Le prétexte est mince : un guitariste amène sa petite amie dans une cave au sous‑sol d’une usine désaffectée où il répète (ou plutôt s’entraîne, car les musiciens sont assez minables…) avec des copains. Les autres ne sont pas encore arrivés, mais déjà la fille a peur de ce lieu dont elle reçoit de plein fouet l’absence d’humanité : un piège. Elle s’enfuit. Entre un deuxième garçon, le « batteur » du groupe. La tension monte d’un cran, il ferme la porte à clé. La tension ne va dès lors que croître et l’arrivée des deux autres membres de l’orchestre na va rien arranger, malgré leur apparente désapprobation. Le jeune guitariste qui aime égrener des notes douces et mélodieuses va, au propre comme au figuré, se faire démolir par le batteur sous le regard impuissant des deux autres. Puis ils s’en vont, la jeune fille revient… Sinistre happy end. Pendant les quarante minutes qu’aura duré le spectacle, deux jeunes filles au premier rang, imperturbables, filment la scène…
Brutal et terrifiant
Mathieu Gerin a pris le parti d’enfermer ses acteurs dans un bocal dont nous sommes séparés par une vitre qui, au départ, ne nous renvoie que notre image.
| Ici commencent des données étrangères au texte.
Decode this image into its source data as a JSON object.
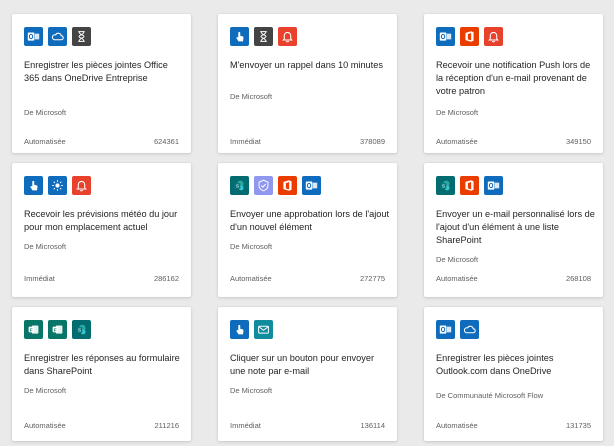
{
  "author_prefix": "De",
  "icon_colors": {
    "outlook": "#0f6cbd",
    "onedrive": "#0f6cbd",
    "schedule": "#444444",
    "mobile": "#0f6cbd",
    "notification": "#e8412c",
    "office": "#eb3c00",
    "weather": "#0f6cbd",
    "approvals": "#9097ef",
    "sharepoint": "#036c70",
    "forms": "#077568",
    "mail": "#0f8c9e"
  },
  "cards": [
    {
      "icons": [
        "outlook",
        "onedrive",
        "schedule"
      ],
      "title": "Enregistrer les pièces jointes Office 365 dans OneDrive Entreprise",
      "author": "De Microsoft",
      "type": "Automatisée",
      "count": "624361"
    },
    {
      "icons": [
        "mobile",
        "schedule",
        "notification"
      ],
      "title": "M'envoyer un rappel dans 10 minutes",
      "author": "De Microsoft",
      "type": "Immédiat",
      "count": "378089"
    },
    {
      "icons": [
        "outlook",
        "office",
        "notification"
      ],
      "title": "Recevoir une notification Push lors de la réception d'un e-mail provenant de votre patron",
      "author": "De Microsoft",
      "type": "Automatisée",
      "count": "349150"
    },
    {
      "icons": [
        "mobile",
        "weather",
        "notification"
      ],
      "title": "Recevoir les prévisions météo du jour pour mon emplacement actuel",
      "author": "De Microsoft",
      "type": "Immédiat",
      "count": "286162"
    },
    {
      "icons": [
        "sharepoint",
        "approvals",
        "office",
        "outlook"
      ],
      "title": "Envoyer une approbation lors de l'ajout d'un nouvel élément",
      "author": "De Microsoft",
      "type": "Automatisée",
      "count": "272775"
    },
    {
      "icons": [
        "sharepoint",
        "office",
        "outlook"
      ],
      "title": "Envoyer un e-mail personnalisé lors de l'ajout d'un élément à une liste SharePoint",
      "author": "De Microsoft",
      "type": "Automatisée",
      "count": "268108"
    },
    {
      "icons": [
        "forms",
        "forms",
        "sharepoint"
      ],
      "title": "Enregistrer les réponses au formulaire dans SharePoint",
      "author": "De Microsoft",
      "type": "Automatisée",
      "count": "211216"
    },
    {
      "icons": [
        "mobile",
        "mail"
      ],
      "title": "Cliquer sur un bouton pour envoyer une note par e-mail",
      "author": "De Microsoft",
      "type": "Immédiat",
      "count": "136114"
    },
    {
      "icons": [
        "outlook",
        "onedrive"
      ],
      "title": "Enregistrer les pièces jointes Outlook.com dans OneDrive",
      "author": "De Communauté Microsoft Flow",
      "type": "Automatisée",
      "count": "131735"
    }
  ]
}
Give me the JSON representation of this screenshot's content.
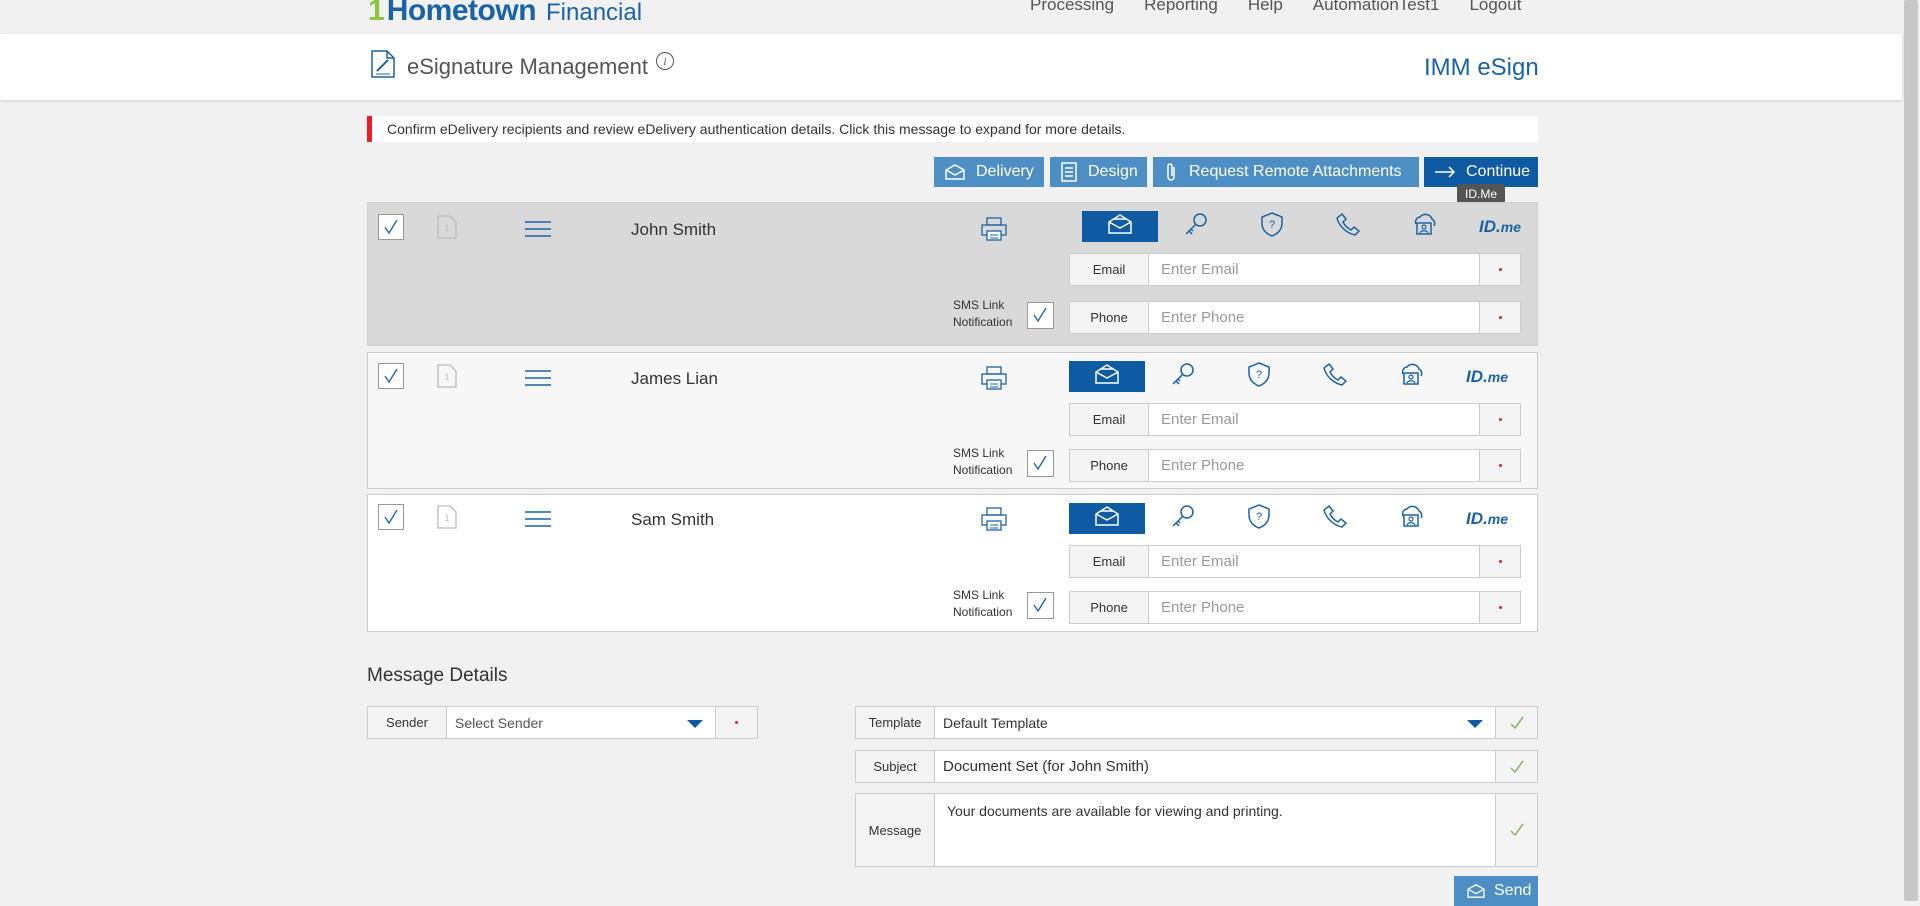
{
  "brand": {
    "logo_main": "Hometown",
    "logo_sub": "Financial"
  },
  "topnav": [
    "Processing",
    "Reporting",
    "Help",
    "AutomationTest1",
    "Logout"
  ],
  "header": {
    "title": "eSignature Management",
    "info": "i",
    "product": "IMM eSign"
  },
  "alert": {
    "text": "Confirm eDelivery recipients and review eDelivery authentication details. Click this message to expand for more details."
  },
  "actions": {
    "delivery": "Delivery",
    "design": "Design",
    "remote": "Request Remote Attachments",
    "continue": "Continue"
  },
  "tooltip": "ID.Me",
  "idme": {
    "id": "ID.",
    "me": "me"
  },
  "recipients": [
    {
      "name": "John Smith",
      "doc_num": "1",
      "email_label": "Email",
      "email_placeholder": "Enter Email",
      "sms_label_1": "SMS Link",
      "sms_label_2": "Notification",
      "phone_label": "Phone",
      "phone_placeholder": "Enter Phone"
    },
    {
      "name": "James Lian",
      "doc_num": "1",
      "email_label": "Email",
      "email_placeholder": "Enter Email",
      "sms_label_1": "SMS Link",
      "sms_label_2": "Notification",
      "phone_label": "Phone",
      "phone_placeholder": "Enter Phone"
    },
    {
      "name": "Sam Smith",
      "doc_num": "1",
      "email_label": "Email",
      "email_placeholder": "Enter Email",
      "sms_label_1": "SMS Link",
      "sms_label_2": "Notification",
      "phone_label": "Phone",
      "phone_placeholder": "Enter Phone"
    }
  ],
  "message": {
    "title": "Message Details",
    "sender_label": "Sender",
    "sender_value": "Select Sender",
    "template_label": "Template",
    "template_value": "Default Template",
    "subject_label": "Subject",
    "subject_value": "Document Set (for John Smith)",
    "message_label": "Message",
    "message_value": "Your documents are available for viewing and printing.",
    "send": "Send"
  },
  "colors": {
    "primary": "#0e5aa3",
    "secondary": "#4d8fc4",
    "alert": "#e8202a",
    "logo_green": "#8cc63f"
  }
}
Un studio d’enregistrement aux murs blancs, comme capitonnés, évoque d’autres cellules matelassées… Le blanc est si lumineux qu’il en est aveuglant, participant à la violence de l’ensemble : ni ombre, ni sortie, ni douceur, ni nuance. Les sons nous parviennent déformés, amplifiés ou brouillés, rendant les paroles stridentes, chargées d’agressivité, puis inaudibles, en tout cas incompréhensibles.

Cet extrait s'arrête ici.